Category: Energy Business, Energy Efficiency, Green Museum, Renewable Energy
Tags: CHP, COgeneration, conservation, ENER-G, energy efficiency, facilities, green buidings, green museum, Liverpool, Museum of Liverpool, NYSERDA, renewable energy, sustainability, sustainable design
A couple months back I attended a NYSERDA CHP (Combined Heat & Power) Expo in NYC. All the companies were vetted by NYSERDA and able to provide concrete energy management solutions with CHP systems. I, of course, spoke to all the companies and sought out those who had previously worked with museums, one company stood out: ENER-G. Originally a British company with global offices, plus a local office in NYC, they provide organizations across the globe with energy management services, sustainable technologies and renewable energy solutions, to help them intelligently generate, buy and manage energy.
Back in 2010-2011 ENER-G installed four new CHP units for, at the new (at the time) Museum of Liverpool, which guaranteed annual savings of more than $750,0000. “And the ‘trigeneration’ technology, which created highly efficient heat, electricity and cooling, also reduced carbon emissions by 884 tons each year – equivalent to the environmental benefit of taking 295 cars off the road.” Pretty impressive!
What’s even more interesting is that ENER-G was commissioned by National Museums Liverpool, the group responsible for all the diverse museums in Liverpool to design and install the new CHP system at the Mann Island site – part of the famous Pier Head at the core of the World Heritage Site on Liverpool’s famous waterfront. And ENER-G will solely operate and maintain the plant for 17 years. The actual CHP system was split between a faciliteis room in the Museum of Liverpool and the historic Great Western Railwlay (GWR) Goods Shed on Liverpool’s waterfront. “ENER-G converted the Goods Shed into a state-of-the-art energy center with sophisticated remote monitoring and diagnostic facilities. When designing and building GWR ENER-G had to adhere to planning conditions and design the energy center to operate independently of the utility electrical supply.”

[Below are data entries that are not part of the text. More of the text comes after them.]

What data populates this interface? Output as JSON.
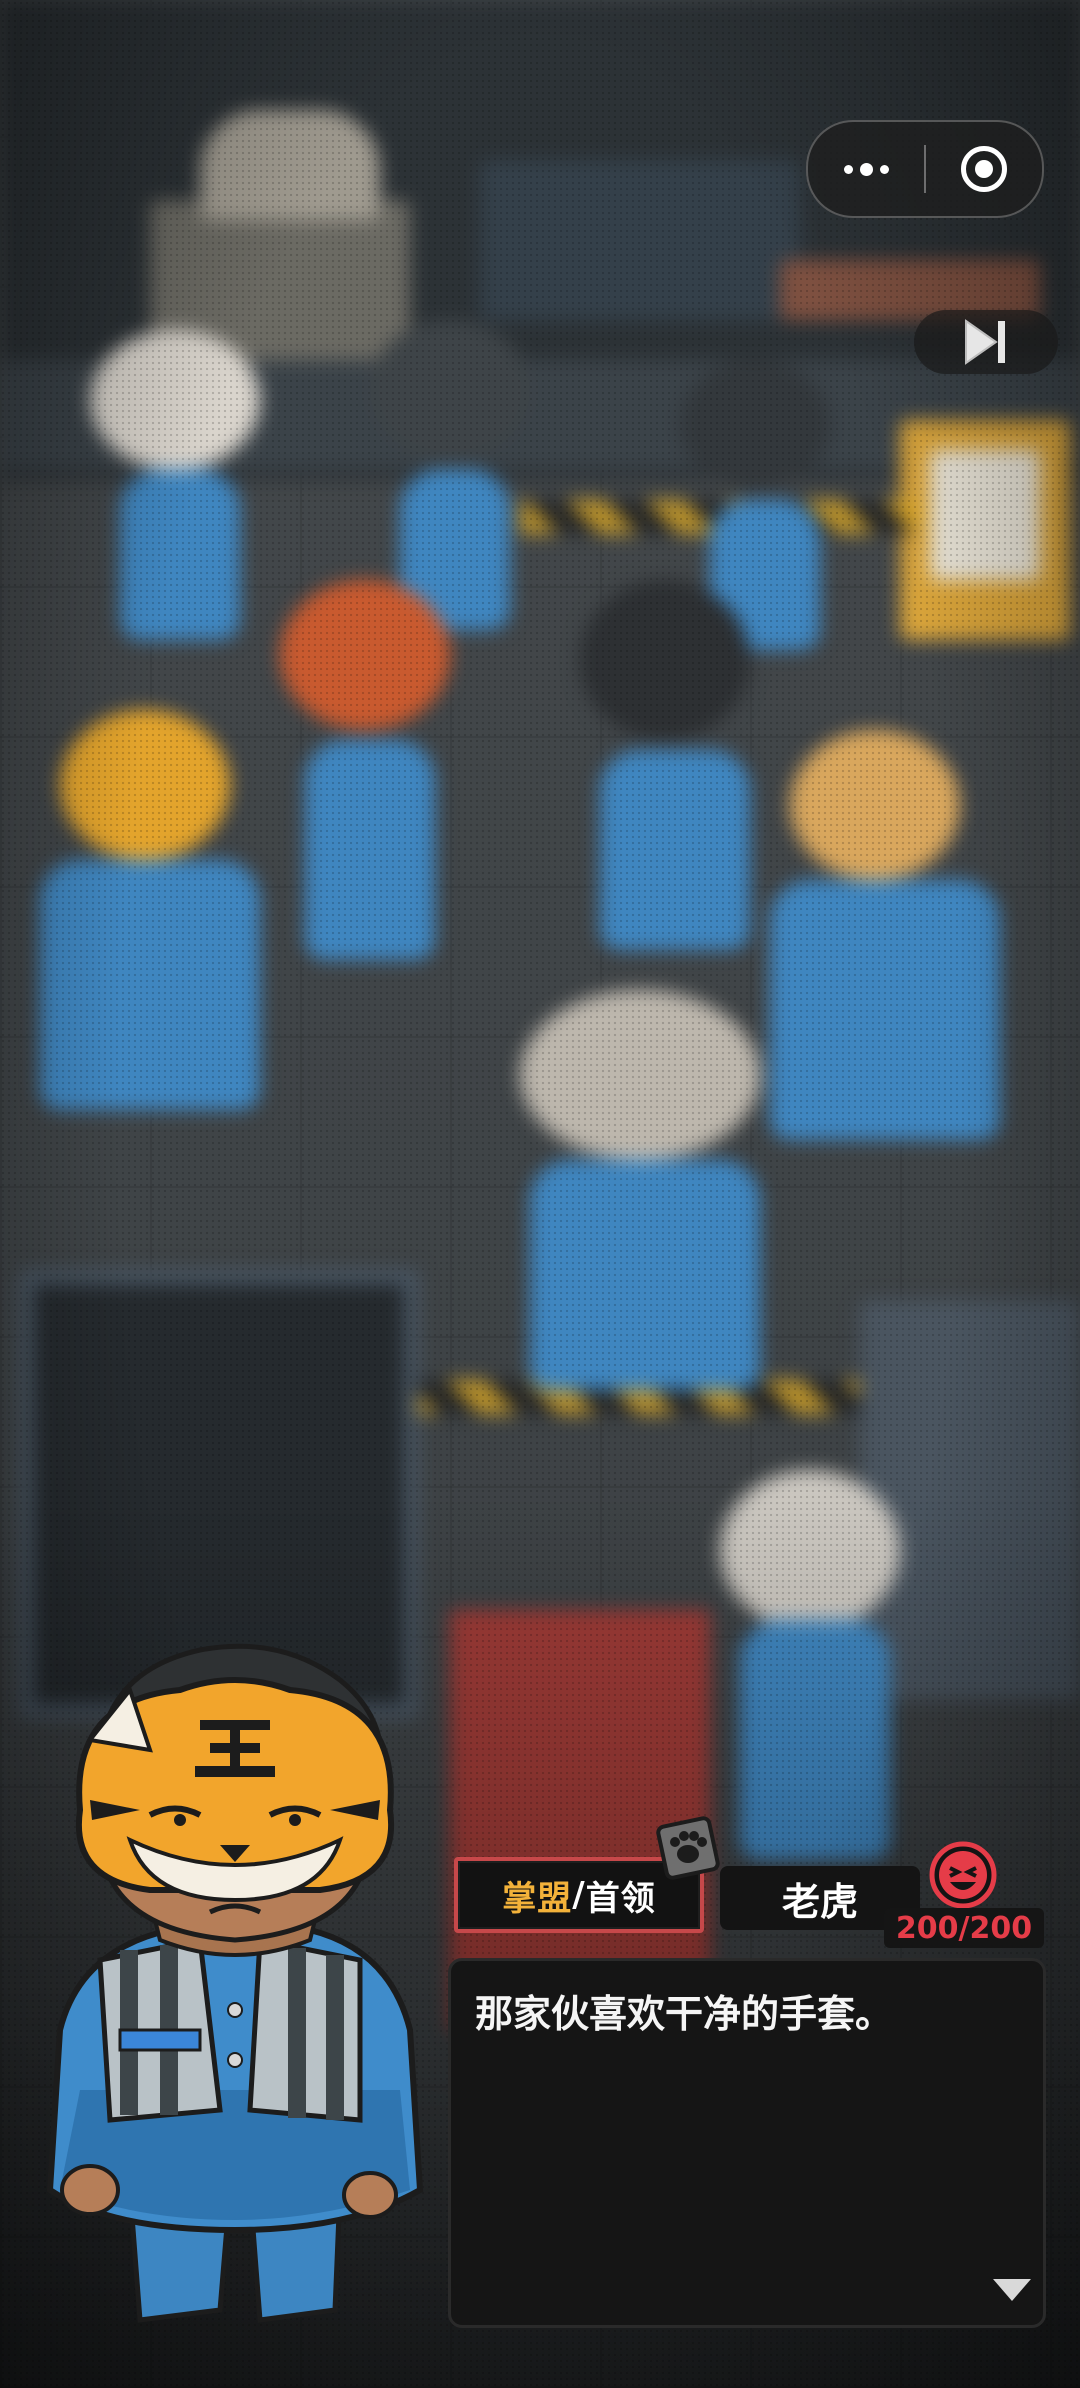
{
  "topbar": {
    "menu_icon": "more-dots-icon",
    "close_icon": "target-circle-icon",
    "skip_icon": "skip-forward-icon"
  },
  "dialogue": {
    "faction": "掌盟",
    "separator": "/",
    "role": "首领",
    "speaker_name": "老虎",
    "affection": "200/200",
    "line": "那家伙喜欢干净的手套。",
    "continue_icon": "triangle-down-icon",
    "badge_icon": "paw-print-icon",
    "mood_icon": "laughing-face-icon"
  },
  "colors": {
    "accent_red": "#c7484a",
    "faction_gold": "#f3b23a",
    "hp_red": "#e53c48",
    "panel_dark": "#151515"
  }
}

Now to explain a little more about how the CHP or cogeneration system works. It generates electricity and recovers and reuses the majority of the heat created in the process. In conventional power stations this heat is simply wasted into the atmosphere through power station cooling towers and along the miles of electrical distribution cables needed to bring the power to site. Instead, by using CHP to generate electricity on site the heat is used to provide heating and hot water for the museum in the winter, and air conditioning and chilled water via the absorption cooling system in the summer months. The utility grid supply will provide additional back up, if required. Using a system like this automatically sets your institution up for major energy and financial savings.
The Museum of Liverpool are also able to use the GWR Building housing the CHP plant for an educational resource in its own right. As it has a small visitor facility where groups can gain an understanding of the technology and its contribution to the museum’s sustainability. Not only was the museum able to drastically reduce their energy consumption, but they also gained a teaching tool for others to learn and follow in their footsteps.